On the plus side, the final rep managed to arrange the installation on a Saturday, so I didn't have to duck out of the office for an afternoon. On the downside, they gave me a three hour window, which effectively reduced my Saturday to many hours sitting in my mostly unfurnished apartment reading a book.

Even with a three hour window, however, the technician, an irritable and uncommunicative woman with a habit of randomly humming to herself, managed to arrive late. Granted, she only arrived about five minutes late, but given that she had 180 other minutes during which she could have arrived on time, I was somewhat annoyed. More annoying was what she did, or perhaps didn't do, when she made it to my apartment. After I showed her the status of my modem, the technician grumbled a bit and made a phone call. Fifteen minutes of generic hold music later, she read my modem's MAC address off the modem's box to whoever was on the other end of her call. By the time she had hung up, I had a working Internet connection.
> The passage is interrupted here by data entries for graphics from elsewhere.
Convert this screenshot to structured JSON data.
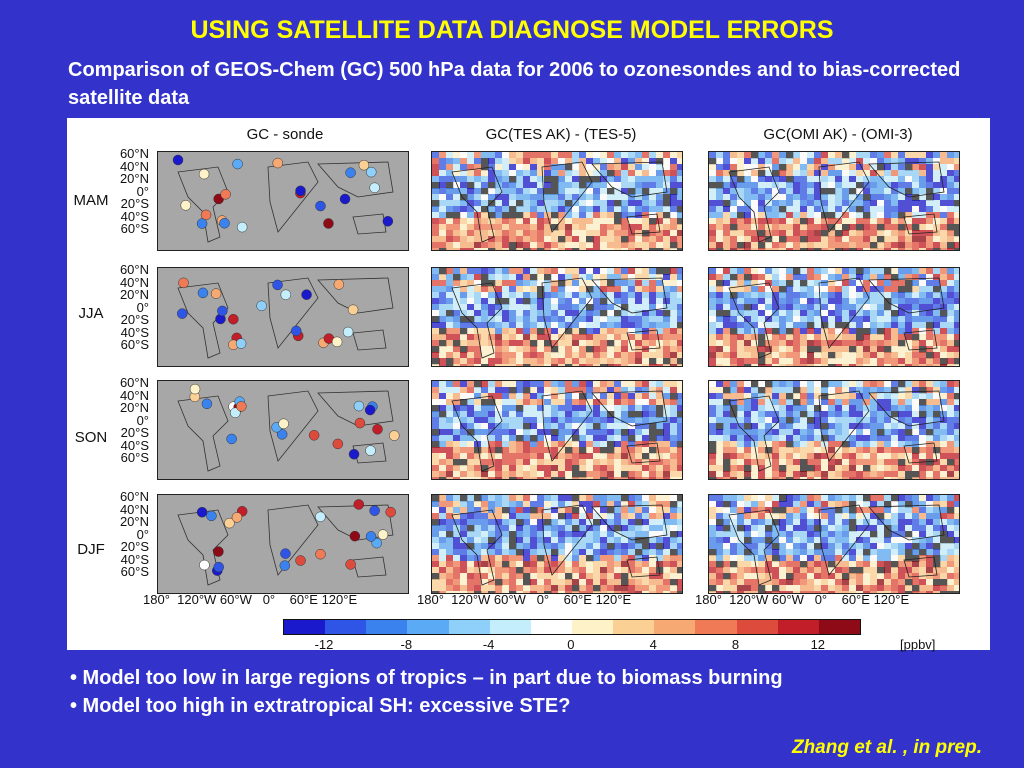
{
  "title": "USING SATELLITE DATA DIAGNOSE MODEL ERRORS",
  "subtitle": "Comparison of GEOS-Chem (GC) 500 hPa data for 2006 to ozonesondes and to bias-corrected satellite data",
  "figure": {
    "column_titles": [
      "GC - sonde",
      "GC(TES AK) - (TES-5)",
      "GC(OMI AK) - (OMI-3)"
    ],
    "row_labels": [
      "MAM",
      "JJA",
      "SON",
      "DJF"
    ],
    "lat_ticks": [
      "60°N",
      "40°N",
      "20°N",
      "0°",
      "20°S",
      "40°S",
      "60°S"
    ],
    "lon_ticks": [
      "180°",
      "120°W",
      "60°W",
      "0°",
      "60°E",
      "120°E"
    ],
    "colorbar": {
      "colors": [
        "#1a1acc",
        "#2e55e6",
        "#3a82ee",
        "#5aaaf5",
        "#8fd0fb",
        "#c5eefd",
        "#ffffff",
        "#fdf2c8",
        "#fbd094",
        "#f7a973",
        "#ef7a55",
        "#dd4b3d",
        "#c21e2a",
        "#8e0a16"
      ],
      "tick_labels": [
        "-12",
        "-8",
        "-4",
        "0",
        "4",
        "8",
        "12"
      ],
      "unit": "[ppbv]"
    }
  },
  "bullets": [
    "• Model too low in large regions of tropics – in part due to biomass burning",
    "• Model too high in extratropical SH: excessive STE?"
  ],
  "citation": "Zhang et al. , in prep."
}
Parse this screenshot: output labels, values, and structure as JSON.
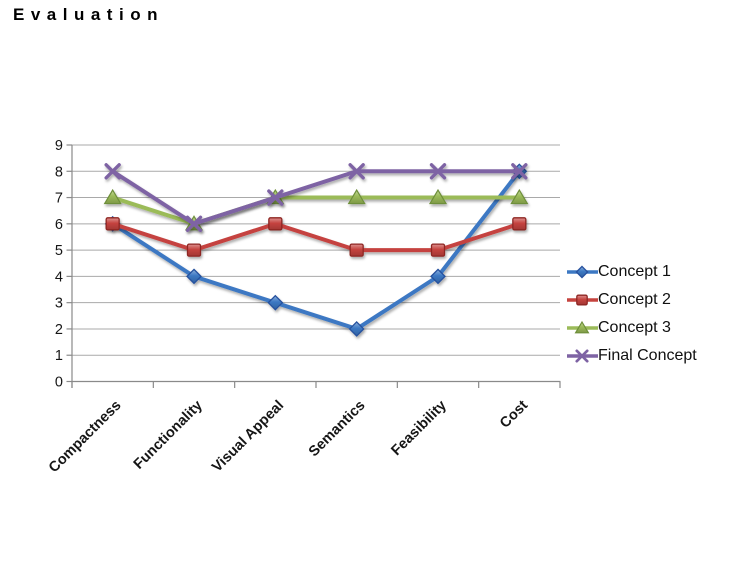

It took every ounce of restraint I had to politely thank the technician for her services and escort her to the door. I had just paid $100 to have a grumpy middle-aged woman make a phone call and visit a website in my apartment.

A better company — an Amazon.com, a Zappos, a Nordstrom — would not have sent a 2,000 word mishmash of corporate gobbledygook in response to my email complaining about my non-installation installation. Comcast could have blown my sock off. They could have waived my installation fee, given me two months of free service, and had a human with some creativity and capacity for empathy write me a short, apologetic note. It would have cost them a few dollars, to be sure. But it would have completely reversed my opinion of their customer service. I would have told everyone I know how impressive it was that Comcast, with its reputation for aloofness, managed to blow me away. Instead, I received a monstrous email loaded with buzzwords and vague promises that took me the better part of 20 minutes to read and comprehend, and that did absolutely nothing to address my grievances.

In the end, I was able to knock about $70 off the installation fee, and — at least when there aren't service interruptions that bring down Internet service for hours in entire neighborhoods, as happened this morning — my connection is actually 12 megabits down and 2 up. Still, given how integral Internet access is to most peoples' lives, it is absolutely ridiculous that this is the only option available.